By many accounts, you may be safer in a car that is driven by artificial intelligence than one that is driven by a human. But driverless cars aren’t flawless, and they can’t make good assessments about things they can’t see. Imagine how much better they might be if they could see around corners, such as spotting the child who is running out in the street just around a particularly sharp turn in the road.
Fortunately, you may not have to imagine for too much longer. That is because researchers from Stanford University have created new imaging technology for identifying objects that are out of view.
“We [have] developed an imaging technique to see objects hidden from view by treating walls as diffuse mirrors,” Matthew O’Toole, a postdoctoral fellow in computational imaging at Stanford University, told Digital Trends. “Our system shares many similarities to Lidar, a technology used by autonomous cars to detect the 3D shape of pedestrians and cars on the road. Like Lidar, we estimate shape by sending pulses of light into an environment and measuring the time required for the light to return to a sensor. Unlike Lidar, we also capture the light that scatters off a visible wall and interacts with objects hidden from view. Our algorithm uses this information to infer the 3D shape of the hidden objects.”
In addition to driverless cars, David Lindell, another researcher on the project, told us that a camera able to see around corners could be useful in search and rescue, medical imaging, and surveillance.
“To make ‘imaging around corners’ viable for real-world scenarios, we still need to shorten our procedure’s acquisition time,” O’Toole continued. “Our current prototype takes several minutes to collect enough photons to reconstruct images of objects hidden from sight. With better hardware such as a brighter laser, we believe this can be done within fractions of a second.”

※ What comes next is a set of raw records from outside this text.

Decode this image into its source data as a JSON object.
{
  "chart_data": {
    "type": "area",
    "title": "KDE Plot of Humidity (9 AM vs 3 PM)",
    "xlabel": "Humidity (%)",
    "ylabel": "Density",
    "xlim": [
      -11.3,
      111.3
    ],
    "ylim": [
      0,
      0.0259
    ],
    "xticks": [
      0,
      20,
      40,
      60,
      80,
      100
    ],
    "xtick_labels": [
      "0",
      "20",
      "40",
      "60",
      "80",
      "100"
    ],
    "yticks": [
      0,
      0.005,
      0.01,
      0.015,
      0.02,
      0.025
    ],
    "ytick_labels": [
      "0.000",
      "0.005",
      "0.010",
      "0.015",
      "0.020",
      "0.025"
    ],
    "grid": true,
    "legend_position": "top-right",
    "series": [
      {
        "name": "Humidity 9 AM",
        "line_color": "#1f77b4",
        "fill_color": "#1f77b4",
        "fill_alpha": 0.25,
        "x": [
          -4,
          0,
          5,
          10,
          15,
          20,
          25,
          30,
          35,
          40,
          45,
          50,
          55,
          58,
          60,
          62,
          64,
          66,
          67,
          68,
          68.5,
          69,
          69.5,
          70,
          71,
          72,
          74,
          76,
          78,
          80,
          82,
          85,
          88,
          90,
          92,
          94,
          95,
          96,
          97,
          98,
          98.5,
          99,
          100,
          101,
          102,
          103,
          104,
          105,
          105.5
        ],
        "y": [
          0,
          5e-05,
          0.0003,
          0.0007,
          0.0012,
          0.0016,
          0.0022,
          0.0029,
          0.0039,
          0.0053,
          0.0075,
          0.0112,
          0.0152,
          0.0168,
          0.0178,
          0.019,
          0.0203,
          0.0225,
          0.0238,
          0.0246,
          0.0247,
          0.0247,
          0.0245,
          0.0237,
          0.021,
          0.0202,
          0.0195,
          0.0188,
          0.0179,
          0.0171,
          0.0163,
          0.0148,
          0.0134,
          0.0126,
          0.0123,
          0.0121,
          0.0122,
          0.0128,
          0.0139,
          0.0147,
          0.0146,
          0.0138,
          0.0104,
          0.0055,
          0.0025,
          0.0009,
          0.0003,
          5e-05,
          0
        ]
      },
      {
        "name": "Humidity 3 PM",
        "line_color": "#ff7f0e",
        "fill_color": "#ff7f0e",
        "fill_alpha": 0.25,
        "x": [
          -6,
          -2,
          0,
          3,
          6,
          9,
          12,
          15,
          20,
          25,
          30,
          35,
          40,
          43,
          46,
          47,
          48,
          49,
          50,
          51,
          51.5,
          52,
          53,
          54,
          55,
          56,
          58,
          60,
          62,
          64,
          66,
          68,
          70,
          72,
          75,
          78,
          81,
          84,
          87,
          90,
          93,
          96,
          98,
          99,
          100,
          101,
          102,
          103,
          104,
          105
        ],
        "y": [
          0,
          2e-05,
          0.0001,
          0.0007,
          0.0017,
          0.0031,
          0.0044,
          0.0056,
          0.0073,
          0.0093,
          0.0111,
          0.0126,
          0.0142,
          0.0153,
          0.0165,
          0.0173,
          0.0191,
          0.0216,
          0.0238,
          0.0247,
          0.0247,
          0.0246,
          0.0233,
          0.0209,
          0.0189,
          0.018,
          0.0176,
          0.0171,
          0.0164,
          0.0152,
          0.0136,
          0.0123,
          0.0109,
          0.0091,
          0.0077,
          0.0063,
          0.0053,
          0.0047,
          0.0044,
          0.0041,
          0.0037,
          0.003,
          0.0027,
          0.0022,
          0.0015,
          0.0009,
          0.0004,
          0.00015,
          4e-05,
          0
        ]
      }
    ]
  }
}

Stanford isn’t the only top-flight institution to be working on this problem. Researchers from the Massachusetts Institute of Technology’s Computer Science and Artificial Intelligence Laboratory (CSAIL) have also dedicated considerable time and effort to solving the same issue. However, their approach involves analyzing the way that lights reflect on the ground to predict what lurks around the corner. While neither solution yet exists in real-world autonomous vehicles, it can only be a matter of time before that changes.
A paper describing the Stanford research was recently published in the journal Nature.